Hard disk failure recovery - This is how you do it

Updated: March 27, 2017

So here's an interesting story for you. A story with a happy ending. One that could have ended up in tears, but it did not, as it builds upon a solid foundation of data backups and system imaging. On the same day I was fighting a corrupt EFI partition on my test laptop following a botched Solus installation, wifey told me she couldn't save files to a folder on the E: drive on her Windows box. That didn't sound good.

I quickly examined the situation, and one of the Western 1TB Blue hard disks inside the desktop tower was rapidly growing the number of its bad sectors. This hard disk had three partitions on it, C:, D: and E:. Oops. A quick Internet search suggested running chkdisk and trying a few other hacks to keep the disk alive for a while longer, but the situation was deteriorating fast. At first, it was only the E: drive gimping, but then the D: drive joined the party. There was no need prolonging the inevitable. It was time for a change. Cue in Scorpions, Winds of Change. Play it while reading this article.

Teaser

Note: Image taken from Wikimedia, licensed under CC BY-SA 3.0.

Drama unloaded

Before I tell you what I did when the problem started, let me briefly outline what I did BEFORE it happened. I have an extensive backup strategy that I have maintained for the last 8-9 years. In that period, my various backup tools and utilities have copied over 7 PB of data across a dozen different internal and external hard disks, all in order to ensure there's sufficient data integrity in place. And this is excluding offline and other types of backups. Also, the operating systems are frequently imaged, using Acronis True Image and Clonezilla. In fact, almost acting on premonition (or genius), I imaged the operating system less than hour before the incident.

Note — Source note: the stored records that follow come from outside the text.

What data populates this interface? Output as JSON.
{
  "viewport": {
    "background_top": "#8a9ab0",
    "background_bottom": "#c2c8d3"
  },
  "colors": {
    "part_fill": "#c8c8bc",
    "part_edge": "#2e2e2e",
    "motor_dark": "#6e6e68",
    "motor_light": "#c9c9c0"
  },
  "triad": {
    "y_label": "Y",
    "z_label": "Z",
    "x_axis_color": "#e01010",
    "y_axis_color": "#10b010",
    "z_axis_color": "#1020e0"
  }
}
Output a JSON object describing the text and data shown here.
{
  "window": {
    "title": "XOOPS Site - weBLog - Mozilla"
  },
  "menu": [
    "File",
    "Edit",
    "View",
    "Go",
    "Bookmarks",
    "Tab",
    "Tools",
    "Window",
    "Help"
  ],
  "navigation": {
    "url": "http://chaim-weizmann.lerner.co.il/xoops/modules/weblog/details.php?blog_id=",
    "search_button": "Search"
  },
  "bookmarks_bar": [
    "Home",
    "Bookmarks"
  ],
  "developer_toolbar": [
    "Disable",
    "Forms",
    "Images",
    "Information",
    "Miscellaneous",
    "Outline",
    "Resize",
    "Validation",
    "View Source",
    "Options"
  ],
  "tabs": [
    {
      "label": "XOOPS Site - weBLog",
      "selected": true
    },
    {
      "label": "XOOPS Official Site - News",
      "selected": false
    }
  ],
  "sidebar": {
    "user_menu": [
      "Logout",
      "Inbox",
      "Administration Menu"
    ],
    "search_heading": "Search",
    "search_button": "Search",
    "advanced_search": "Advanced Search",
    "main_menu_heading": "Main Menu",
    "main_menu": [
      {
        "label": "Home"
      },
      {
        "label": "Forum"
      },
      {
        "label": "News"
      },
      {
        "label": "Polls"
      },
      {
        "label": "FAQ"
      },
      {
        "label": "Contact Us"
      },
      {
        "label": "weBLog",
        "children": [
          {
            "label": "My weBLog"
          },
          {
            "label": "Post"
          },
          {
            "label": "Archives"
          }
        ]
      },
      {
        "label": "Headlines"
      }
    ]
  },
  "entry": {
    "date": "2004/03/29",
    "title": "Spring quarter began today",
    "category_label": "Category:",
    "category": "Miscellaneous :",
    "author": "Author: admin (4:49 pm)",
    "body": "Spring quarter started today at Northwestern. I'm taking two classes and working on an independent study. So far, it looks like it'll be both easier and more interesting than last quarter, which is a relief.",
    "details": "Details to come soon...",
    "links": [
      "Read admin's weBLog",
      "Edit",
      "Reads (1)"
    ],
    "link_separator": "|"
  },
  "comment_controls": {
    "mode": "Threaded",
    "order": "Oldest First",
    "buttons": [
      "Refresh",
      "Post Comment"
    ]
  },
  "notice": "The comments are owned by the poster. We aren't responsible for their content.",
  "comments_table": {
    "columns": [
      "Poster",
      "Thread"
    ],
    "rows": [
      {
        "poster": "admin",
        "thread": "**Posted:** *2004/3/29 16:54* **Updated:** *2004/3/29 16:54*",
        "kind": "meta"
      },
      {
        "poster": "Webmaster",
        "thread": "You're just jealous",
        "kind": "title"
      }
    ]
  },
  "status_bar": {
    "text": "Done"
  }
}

When things started going badly, the Windows disk management utility reported less-than-actual usage of the filesystem on the E: drive and then also on the D: drive. This was a sure sign of things escalating, as which point it was time for some urgent medevac. It is important to emphasize that, in addition to daily backups and up-to-date operating system imaging, I also have spare hardware in place. No screenshots from the time of the incident, because I was actually busy working.

Smart data

If the blue changes to red or yellow, bad things are about to happen.

I powered down the desktop, opened the case and replaced the dying 1TB Blue with a 2TB Black. I then powered on the desktop and booted into a live Ubuntu 16.04 session from a thumb drive, where I used the GParted to create the necessary partition layout. I created the 100MB System Reserved primary partition, and a 110GB partition as a destination for the operating system. The original Blue had a 100GB partition, but I thought it would be better to ever so slightly increase the size to avoid any chance of image recovery failing. Lastly, I created the extended partition, to include the two logical partitions corresponding to the D: and E: drives, with the associated increase in size.

Once this step was complete, I booted into the Acronis live recovery media and restored the MBR, System Reserved partition and the C: drive. Everything completed successfully. I did mark the C: partition as active, which turned out to be a mistake, and on next reboot, the desktop complained about not being able to find the bootloader. This necessitated another Ubuntu live session, where I changed the partition flags using GParted. After this, Windows loaded fine, as if nothing bad had ever happened. I also restored the data to the two drives D: and E:, and within less than one hour total downtime, I was back to normal production.

System Reserved, active partition

Make sure you set boot flags correctly.

The one outstanding activity was to run chkdisk on both data partitions to make sure the filesystems are fully consistent, and that whatever partitions GParted created work fine in Windows. At first glance, everything is peachy, but should anything prove to be wrong, a quick re-format and data restore are in order. However, I believe this little incident is over. Until the next disk failure. Which WILL happen. And you just have to be prepared.

Run filesystem check

Dismount filesystem

Conclusion

Disk failures are not the matter of if but when. You MUST plan for them. It's the only way you can ensure the integrity and safety of your data. You must have multiple backups in place, and you must be ready to restore at any point. You should also have contingencies when it comes to the operating system - and hardware. It may cost money, but if you care about your production setup, then you'd better invest. Because the alternative is frustration, tears and maybe even worse.

My example is just one of many stories floating around the Web. Hopefully, it's a story you will hopefully find valuable, as it highlights the merits of a combat-proven setup, with the necessary resilience to allow a near-seamless restore back to normal conditions. This is not the first time I had to do this, and I'm glad I planned well.

I had spare disks, up-to-date system images and data backups, and I was able to recover quickly and almost painlessly. The disk replacement was the most arduous of tasks. And waiting for the Acronis DVD to boot. Losing a hard disk can cause people a lot of grief. I'm happy my setup withstood the test. Perhaps there's a worthy lesson for you in here. Stay sharp.

Cheers.